In line with national trends, the Omicron variant of the coronavirus led to a sharp rise in positive tests over the Christmas and New Year period in the East Sussex NHS Healthcare region (Hastings, Rother, Wealden, Lewes and Eastbourne) but, up to the middle of last week at least, there has been no accompanying leap in hospital treatments. 

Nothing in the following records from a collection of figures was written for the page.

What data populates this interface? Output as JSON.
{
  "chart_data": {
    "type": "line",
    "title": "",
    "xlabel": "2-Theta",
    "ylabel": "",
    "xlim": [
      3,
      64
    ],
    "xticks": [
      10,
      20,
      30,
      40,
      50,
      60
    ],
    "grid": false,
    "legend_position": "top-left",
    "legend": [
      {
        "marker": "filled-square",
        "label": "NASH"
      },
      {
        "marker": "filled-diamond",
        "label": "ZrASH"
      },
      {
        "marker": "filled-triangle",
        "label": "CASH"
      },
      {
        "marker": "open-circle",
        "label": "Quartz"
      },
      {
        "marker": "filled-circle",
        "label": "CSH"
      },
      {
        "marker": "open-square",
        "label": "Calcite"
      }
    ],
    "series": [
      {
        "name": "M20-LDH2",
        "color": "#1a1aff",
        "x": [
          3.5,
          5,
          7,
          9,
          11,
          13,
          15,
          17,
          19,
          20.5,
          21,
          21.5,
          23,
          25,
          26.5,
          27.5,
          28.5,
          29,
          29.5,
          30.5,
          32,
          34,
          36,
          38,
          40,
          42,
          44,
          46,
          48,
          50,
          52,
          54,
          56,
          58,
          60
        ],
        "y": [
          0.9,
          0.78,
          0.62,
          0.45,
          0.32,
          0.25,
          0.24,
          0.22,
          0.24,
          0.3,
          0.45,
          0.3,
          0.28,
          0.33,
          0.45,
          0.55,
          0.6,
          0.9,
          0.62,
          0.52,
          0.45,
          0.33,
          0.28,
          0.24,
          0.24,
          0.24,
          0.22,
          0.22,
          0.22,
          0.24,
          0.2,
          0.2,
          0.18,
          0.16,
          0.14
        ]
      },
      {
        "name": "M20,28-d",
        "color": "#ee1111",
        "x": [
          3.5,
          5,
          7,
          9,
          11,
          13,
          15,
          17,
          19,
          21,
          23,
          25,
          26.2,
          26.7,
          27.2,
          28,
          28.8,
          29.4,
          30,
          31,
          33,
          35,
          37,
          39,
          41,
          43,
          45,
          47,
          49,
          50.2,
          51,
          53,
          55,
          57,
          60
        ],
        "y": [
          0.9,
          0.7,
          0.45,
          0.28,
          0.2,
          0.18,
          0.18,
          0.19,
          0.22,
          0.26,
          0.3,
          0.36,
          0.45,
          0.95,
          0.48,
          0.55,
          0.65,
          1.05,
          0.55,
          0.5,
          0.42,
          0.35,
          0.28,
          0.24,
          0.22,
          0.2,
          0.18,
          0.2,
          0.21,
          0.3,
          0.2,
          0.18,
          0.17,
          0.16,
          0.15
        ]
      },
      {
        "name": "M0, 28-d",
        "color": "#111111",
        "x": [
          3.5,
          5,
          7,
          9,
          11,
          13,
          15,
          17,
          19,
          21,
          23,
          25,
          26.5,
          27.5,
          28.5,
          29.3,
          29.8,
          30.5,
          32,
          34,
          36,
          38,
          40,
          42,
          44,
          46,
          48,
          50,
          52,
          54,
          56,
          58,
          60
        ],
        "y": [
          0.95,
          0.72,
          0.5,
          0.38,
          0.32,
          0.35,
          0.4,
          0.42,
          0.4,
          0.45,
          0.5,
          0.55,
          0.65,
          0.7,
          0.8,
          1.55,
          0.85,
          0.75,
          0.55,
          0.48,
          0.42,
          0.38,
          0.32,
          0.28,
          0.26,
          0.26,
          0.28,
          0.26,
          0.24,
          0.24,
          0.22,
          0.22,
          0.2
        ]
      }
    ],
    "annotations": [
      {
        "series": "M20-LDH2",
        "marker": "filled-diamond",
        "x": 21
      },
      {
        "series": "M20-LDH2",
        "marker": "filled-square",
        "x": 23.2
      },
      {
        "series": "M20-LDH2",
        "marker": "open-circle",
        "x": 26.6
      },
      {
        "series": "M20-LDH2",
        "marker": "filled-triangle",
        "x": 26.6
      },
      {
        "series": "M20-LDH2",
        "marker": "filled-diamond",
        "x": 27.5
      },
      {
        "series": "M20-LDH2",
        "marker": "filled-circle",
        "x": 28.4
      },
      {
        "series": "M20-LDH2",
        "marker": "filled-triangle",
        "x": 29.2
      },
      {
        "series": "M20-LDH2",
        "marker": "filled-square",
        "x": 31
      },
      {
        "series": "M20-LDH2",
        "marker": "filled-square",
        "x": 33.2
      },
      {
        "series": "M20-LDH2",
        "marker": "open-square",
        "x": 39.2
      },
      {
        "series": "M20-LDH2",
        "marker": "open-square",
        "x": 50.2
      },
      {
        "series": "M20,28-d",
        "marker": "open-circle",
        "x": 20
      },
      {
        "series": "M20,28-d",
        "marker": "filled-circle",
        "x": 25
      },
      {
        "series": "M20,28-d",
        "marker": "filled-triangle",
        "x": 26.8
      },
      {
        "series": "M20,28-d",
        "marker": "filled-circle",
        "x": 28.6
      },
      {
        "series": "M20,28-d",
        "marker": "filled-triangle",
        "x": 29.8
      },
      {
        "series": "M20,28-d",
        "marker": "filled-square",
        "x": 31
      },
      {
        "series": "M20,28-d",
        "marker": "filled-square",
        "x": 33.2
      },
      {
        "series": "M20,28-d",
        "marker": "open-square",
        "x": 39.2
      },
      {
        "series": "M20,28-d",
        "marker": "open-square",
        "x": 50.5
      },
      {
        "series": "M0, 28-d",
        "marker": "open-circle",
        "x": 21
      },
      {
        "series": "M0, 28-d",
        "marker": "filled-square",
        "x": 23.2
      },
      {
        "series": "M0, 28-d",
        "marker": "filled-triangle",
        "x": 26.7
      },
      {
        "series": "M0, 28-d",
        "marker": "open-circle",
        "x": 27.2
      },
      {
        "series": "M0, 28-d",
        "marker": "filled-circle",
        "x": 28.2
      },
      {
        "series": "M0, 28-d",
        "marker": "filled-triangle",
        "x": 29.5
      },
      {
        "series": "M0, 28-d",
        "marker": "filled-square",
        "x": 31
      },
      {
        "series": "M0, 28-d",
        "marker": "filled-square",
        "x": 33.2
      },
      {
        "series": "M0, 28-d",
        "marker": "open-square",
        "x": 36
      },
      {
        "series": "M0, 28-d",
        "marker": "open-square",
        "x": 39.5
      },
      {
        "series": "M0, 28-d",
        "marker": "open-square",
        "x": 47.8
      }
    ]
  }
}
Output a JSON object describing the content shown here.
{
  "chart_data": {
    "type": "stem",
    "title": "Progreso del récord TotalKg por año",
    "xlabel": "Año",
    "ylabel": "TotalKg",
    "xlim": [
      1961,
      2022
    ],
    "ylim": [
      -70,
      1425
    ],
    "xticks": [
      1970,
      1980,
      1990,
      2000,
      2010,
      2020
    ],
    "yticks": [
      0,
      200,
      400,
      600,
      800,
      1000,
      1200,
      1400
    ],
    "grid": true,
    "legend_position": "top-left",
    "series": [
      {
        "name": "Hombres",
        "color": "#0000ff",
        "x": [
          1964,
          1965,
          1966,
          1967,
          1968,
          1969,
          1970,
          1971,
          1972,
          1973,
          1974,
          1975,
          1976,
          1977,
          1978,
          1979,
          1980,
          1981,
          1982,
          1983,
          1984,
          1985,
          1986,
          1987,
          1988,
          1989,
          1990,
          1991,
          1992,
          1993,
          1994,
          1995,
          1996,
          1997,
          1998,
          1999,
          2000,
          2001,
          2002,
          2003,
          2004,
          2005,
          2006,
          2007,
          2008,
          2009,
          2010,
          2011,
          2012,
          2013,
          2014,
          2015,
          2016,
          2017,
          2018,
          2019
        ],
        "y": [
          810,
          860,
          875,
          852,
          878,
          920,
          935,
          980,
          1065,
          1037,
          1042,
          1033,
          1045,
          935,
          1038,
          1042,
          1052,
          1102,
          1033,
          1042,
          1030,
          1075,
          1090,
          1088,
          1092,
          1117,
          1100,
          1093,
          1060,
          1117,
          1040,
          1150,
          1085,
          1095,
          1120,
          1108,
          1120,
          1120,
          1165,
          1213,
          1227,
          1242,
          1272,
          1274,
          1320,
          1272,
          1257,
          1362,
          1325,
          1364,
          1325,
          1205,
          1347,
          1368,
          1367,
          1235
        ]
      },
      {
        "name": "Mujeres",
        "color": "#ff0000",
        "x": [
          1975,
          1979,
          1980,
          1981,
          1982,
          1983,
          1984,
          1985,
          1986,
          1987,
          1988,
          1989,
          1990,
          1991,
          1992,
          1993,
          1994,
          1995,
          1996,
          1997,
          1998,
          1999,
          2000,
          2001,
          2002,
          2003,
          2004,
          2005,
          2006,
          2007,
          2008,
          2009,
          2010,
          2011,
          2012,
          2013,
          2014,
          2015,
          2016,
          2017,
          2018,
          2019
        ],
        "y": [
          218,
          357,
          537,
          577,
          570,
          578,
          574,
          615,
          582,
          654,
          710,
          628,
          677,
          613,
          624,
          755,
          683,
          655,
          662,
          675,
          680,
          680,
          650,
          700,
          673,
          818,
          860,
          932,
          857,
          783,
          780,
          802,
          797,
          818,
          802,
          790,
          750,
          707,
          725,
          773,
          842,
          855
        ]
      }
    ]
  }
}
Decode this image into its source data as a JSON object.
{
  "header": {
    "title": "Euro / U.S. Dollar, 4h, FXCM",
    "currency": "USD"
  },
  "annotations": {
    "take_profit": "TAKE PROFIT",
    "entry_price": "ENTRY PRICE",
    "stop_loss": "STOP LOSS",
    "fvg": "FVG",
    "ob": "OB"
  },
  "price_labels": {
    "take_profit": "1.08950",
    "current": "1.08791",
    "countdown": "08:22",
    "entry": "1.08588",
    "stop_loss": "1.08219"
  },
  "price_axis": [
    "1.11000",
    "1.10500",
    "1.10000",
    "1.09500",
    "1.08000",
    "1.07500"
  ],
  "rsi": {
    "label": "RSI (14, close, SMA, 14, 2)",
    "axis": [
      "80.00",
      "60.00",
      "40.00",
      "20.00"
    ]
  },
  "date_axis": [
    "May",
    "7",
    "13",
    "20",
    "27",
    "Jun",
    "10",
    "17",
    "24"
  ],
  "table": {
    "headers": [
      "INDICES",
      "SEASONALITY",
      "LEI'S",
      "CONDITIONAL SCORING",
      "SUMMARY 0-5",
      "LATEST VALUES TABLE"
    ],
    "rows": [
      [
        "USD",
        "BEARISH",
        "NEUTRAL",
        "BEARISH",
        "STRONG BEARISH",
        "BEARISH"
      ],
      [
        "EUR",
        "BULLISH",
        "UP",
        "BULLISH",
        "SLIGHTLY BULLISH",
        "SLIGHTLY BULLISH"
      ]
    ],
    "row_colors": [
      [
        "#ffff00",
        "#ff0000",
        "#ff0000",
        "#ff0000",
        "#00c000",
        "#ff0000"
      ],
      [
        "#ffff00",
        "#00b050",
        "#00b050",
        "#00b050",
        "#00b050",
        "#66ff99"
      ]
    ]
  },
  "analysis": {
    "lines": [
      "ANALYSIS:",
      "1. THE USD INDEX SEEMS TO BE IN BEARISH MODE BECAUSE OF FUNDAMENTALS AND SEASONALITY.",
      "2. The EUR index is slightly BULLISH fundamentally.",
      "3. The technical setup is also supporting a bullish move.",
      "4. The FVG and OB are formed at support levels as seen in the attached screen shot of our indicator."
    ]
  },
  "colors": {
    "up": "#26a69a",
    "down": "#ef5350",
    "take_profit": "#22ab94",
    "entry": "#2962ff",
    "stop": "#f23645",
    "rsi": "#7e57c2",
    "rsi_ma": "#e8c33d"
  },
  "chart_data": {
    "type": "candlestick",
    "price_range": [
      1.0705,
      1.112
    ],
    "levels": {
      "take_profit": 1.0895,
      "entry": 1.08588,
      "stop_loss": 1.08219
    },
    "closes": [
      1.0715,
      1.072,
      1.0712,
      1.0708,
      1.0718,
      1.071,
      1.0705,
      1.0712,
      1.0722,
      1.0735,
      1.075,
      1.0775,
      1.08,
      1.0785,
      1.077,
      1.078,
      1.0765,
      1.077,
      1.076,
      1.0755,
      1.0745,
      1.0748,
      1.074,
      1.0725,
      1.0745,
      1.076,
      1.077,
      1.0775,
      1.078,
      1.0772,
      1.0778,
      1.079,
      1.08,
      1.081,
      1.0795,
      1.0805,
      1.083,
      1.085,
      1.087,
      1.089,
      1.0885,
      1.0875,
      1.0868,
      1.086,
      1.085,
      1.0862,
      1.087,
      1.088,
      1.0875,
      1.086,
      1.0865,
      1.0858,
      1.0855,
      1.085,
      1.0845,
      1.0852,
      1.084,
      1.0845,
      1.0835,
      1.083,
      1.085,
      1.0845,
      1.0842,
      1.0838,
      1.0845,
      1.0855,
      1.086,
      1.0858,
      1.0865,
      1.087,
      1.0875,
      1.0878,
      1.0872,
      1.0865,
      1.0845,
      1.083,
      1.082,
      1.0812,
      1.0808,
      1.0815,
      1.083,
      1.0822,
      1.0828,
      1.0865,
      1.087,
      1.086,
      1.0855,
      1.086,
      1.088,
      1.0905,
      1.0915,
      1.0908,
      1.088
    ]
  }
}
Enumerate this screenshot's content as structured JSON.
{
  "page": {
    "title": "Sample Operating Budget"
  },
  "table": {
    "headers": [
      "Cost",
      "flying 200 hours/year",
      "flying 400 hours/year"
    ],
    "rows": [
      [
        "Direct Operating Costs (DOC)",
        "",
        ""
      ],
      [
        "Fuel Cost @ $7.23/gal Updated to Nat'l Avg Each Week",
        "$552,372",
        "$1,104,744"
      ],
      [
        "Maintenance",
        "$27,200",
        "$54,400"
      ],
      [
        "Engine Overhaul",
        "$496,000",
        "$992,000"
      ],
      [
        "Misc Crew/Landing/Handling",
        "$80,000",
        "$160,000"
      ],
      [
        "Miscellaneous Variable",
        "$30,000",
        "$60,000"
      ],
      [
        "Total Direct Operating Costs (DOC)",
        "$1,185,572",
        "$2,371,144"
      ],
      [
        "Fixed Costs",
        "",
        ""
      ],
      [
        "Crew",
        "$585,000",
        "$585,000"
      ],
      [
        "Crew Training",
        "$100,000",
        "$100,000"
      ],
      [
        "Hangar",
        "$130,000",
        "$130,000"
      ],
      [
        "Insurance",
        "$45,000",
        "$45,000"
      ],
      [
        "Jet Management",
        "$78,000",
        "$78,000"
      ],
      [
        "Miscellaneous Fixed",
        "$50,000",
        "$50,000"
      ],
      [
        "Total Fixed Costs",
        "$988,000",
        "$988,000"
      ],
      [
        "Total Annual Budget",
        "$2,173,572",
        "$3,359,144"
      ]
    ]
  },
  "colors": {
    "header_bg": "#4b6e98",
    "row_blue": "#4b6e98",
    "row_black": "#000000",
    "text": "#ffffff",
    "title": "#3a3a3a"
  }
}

New cases within the region per seven-day period hovered around 3,500-4,000 during December but rose to 6,329 on 4 January and again to 6, 824 last Friday.  This is the highest level in the county of East Sussex at any time in the course of the pandemic hitherto, though comparatively lower than in most other regions – currently 140th out of 149 upper tier authorities.

 The number of hospitalised Covid-19 patients stood at 56 on 7 December, dropped to between 39 and 43 over the Christmas week and rose again to 52 as at 4 January. 

Despite these apparently stable figures the healthcare trust announced on 31 December a bar on normal hospital visiting arrangements. At each of its hospitals, including the Conquest, Eastbourne DGH and Rye  & Winchelsea Memorial, visitors are being turned away in most cases unless the patient has a terminal or critical illness. Children may have a single parent (or other appropriate adult) visitor at a time. Outpatients and maternity cases may be accompanied by single supporters. 

Patients with dementia or a learning disability or autism may also receive visitors where refusal “would cause the patient distress”.

‘Virtual’ visits can be arranged with the hospitals. The trust says that tablets are being provided to patients who don’t have their own devices for making and receiving calls; family members need to set up Zoom accounts for this purpose.